BNM emphasised this in a statement today in response to a recent news article titled “Malaysia Reserve Buffer Seen by Moody’s as Among Weakest in Asia”, which the central bank said focused only on a rigid interpretation of two economic indicators and therefore, presented an “unbalanced and simplistic” assessment of Malaysia’s international reserves adequacy.
“The reporting by Bloomberg reflects a lack of understanding of the Malaysian economy, external position, financial system and its economic policies.
“This, together with a penchant for misplaced country comparison, without taking into account country specificities, has led to an erroneous judgment of the Malaysian economy and its external resilience,” BNM said.
Citing Moody’s External Vulnerability Indicator — a measure of short-term external debt by remaining maturity over reserves — which was used in the article, BNM said: “These short-term external debt are not a material risk.
“Most of it is accounted by the banking sector, reflecting banks’ operations.

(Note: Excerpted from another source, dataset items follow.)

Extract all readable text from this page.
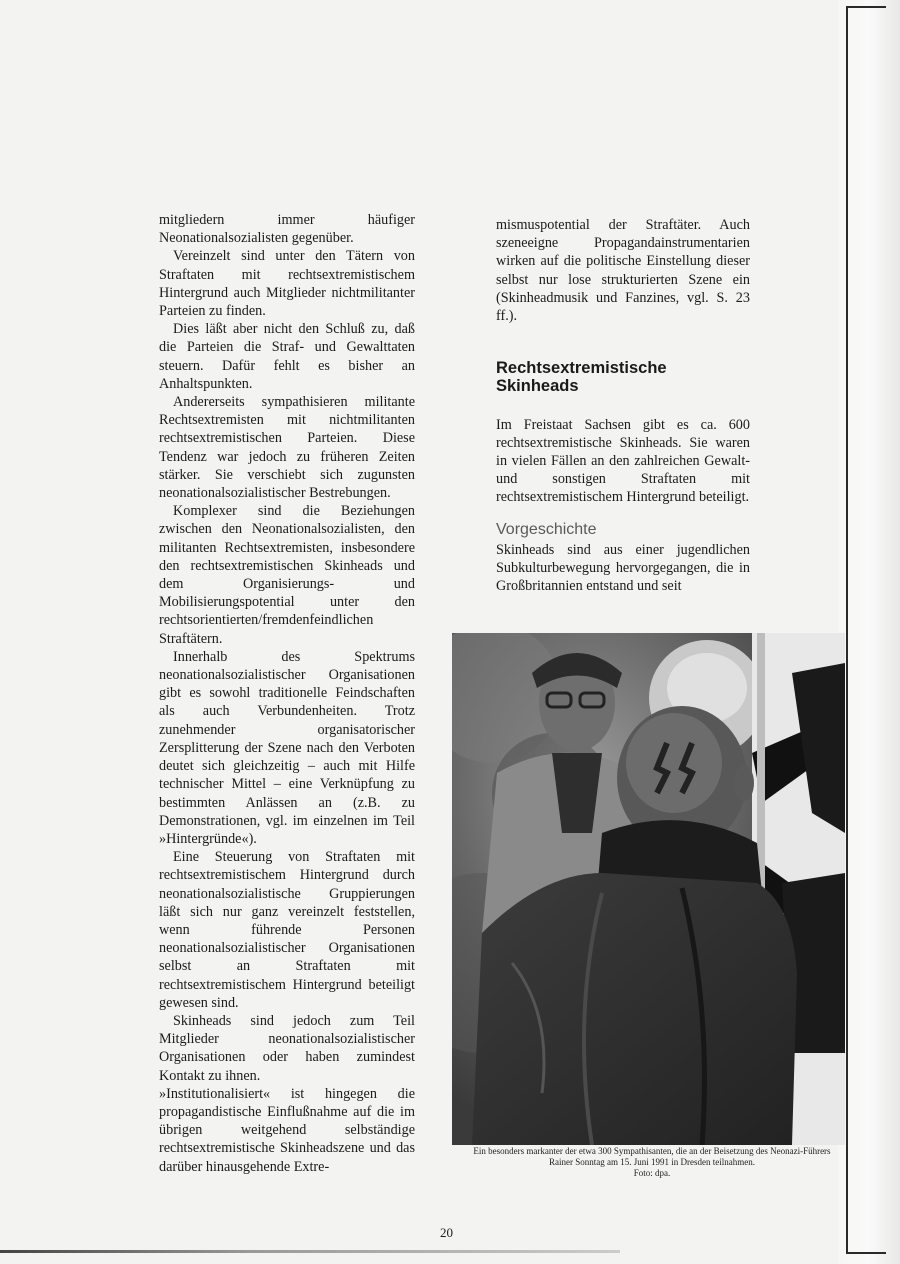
mitgliedern immer häufiger Neonationalsozialisten gegenüber.

Vereinzelt sind unter den Tätern von Straftaten mit rechtsextremistischem Hintergrund auch Mitglieder nichtmilitanter Parteien zu finden.

Dies läßt aber nicht den Schluß zu, daß die Parteien die Straf- und Gewalttaten steuern. Dafür fehlt es bisher an Anhaltspunkten.

Andererseits sympathisieren militante Rechtsextremisten mit nichtmilitanten rechtsextremistischen Parteien. Diese Tendenz war jedoch zu früheren Zeiten stärker. Sie verschiebt sich zugunsten neonationalsozialistischer Bestrebungen.

Komplexer sind die Beziehungen zwischen den Neonationalsozialisten, den militanten Rechtsextremisten, insbesondere den rechtsextremistischen Skinheads und dem Organisierungs- und Mobilisierungspotential unter den rechtsorientierten/fremdenfeindlichen Straftätern.

Innerhalb des Spektrums neonationalsozialistischer Organisationen gibt es sowohl traditionelle Feindschaften als auch Verbundenheiten. Trotz zunehmender organisatorischer Zersplitterung der Szene nach den Verboten deutet sich gleichzeitig – auch mit Hilfe technischer Mittel – eine Verknüpfung zu bestimmten Anlässen an (z.B. zu Demonstrationen, vgl. im einzelnen im Teil »Hintergründe«).

Eine Steuerung von Straftaten mit rechtsextremistischem Hintergrund durch neonationalsozialistische Gruppierungen läßt sich nur ganz vereinzelt feststellen, wenn führende Personen neonationalsozialistischer Organisationen selbst an Straftaten mit rechtsextremistischem Hintergrund beteiligt gewesen sind.

Skinheads sind jedoch zum Teil Mitglieder neonationalsozialistischer Organisationen oder haben zumindest Kontakt zu ihnen.

»Institutionalisiert« ist hingegen die propagandistische Einflußnahme auf die im übrigen weitgehend selbständige rechtsextremistische Skinheadszene und das darüber hinausgehende Extre-

mismuspotential der Straftäter. Auch szeneeigne Propagandainstrumentarien wirken auf die politische Einstellung dieser selbst nur lose strukturierten Szene ein (Skinheadmusik und Fanzines, vgl. S. 23 ff.).

Rechtsextremistische Skinheads

Im Freistaat Sachsen gibt es ca. 600 rechtsextremistische Skinheads. Sie waren in vielen Fällen an den zahlreichen Gewalt- und sonstigen Straftaten mit rechtsextremistischem Hintergrund beteiligt.

Vorgeschichte

Skinheads sind aus einer jugendlichen Subkulturbewegung hervorgegangen, die in Großbritannien entstand und seit

Ein besonders markanter der etwa 300 Sympathisanten, die an der Beisetzung des Neonazi-Führers Rainer Sonntag am 15. Juni 1991 in Dresden teilnahmen.
Foto: dpa.
20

Correspondingly, banks have placements abroad to mitigate currency and maturity mismatches,” the statement added.
BNM said short-term debt included inter-company loans which the bank said are subject to “flexible and concessionary terms”, as well as trade credits which “are usually backed by export earnings, which do not entail a claim on international reserves”.
The central bank also referred to the International Monetary Fund’s (IMF) Reserve Adequacy Metric (ARA EM) for Malaysia, which was highlighted in the article, saying Moody's failed to acknowledge IMF’s overall assessment of Malaysia’s reserves being deemed as adequate, given the flexible ringgit exchange rate and availability of external assets for borrowers to meet external obligations.
“In fact, the IMF’s July 2017 External Sector Report had concluded that Malaysia’s international reserves is adequate, at 115% of the IMF’s ARA metric, under a floating exchange rate regime,” the central bank added.
Additionally, BNM noted Moody’s had mentioned Malaysia’s “currency flexibility, prudent monetary policy and a large domestic institutional investor base, buffer the impact of capital flow volatility, with large export proceeds and external assets acting as a further cushion”.
“On balance, Malaysia’s credit profile is deemed as relatively resilient to periods when such external volatility heightens, BNM said, citing the credit rating agency.
BNM, in its statement, also stressed Malaysia’s international reserves is not the only means for the country to meet its external obligations.
The central bank pointed out that the country’s external assets and net international investment position are among other indicators that can measure the resilience of the Malaysian economy towards market shocks, such as potential outflows.
“Since 2015, Malaysia’s external assets exceeded our external liabilities. Malaysia’s net international investment position of 3.3% of gross national income (GNI) strengthens Malaysia’s resilience to a variety of shocks,” BNM said.
Reserves are increasingly decentralised as more overseas assets are being acquired by local banks and corporations, BNM added.
“In particular, banks and corporates hold three-quarters of Malaysia’s external assets of RM1.3 trillion as at June 30, 2017, which can also be drawn upon, to meet their external debt obligations of RM673.8 billion, without creating a claim on BNM’s reserves,” the statement added.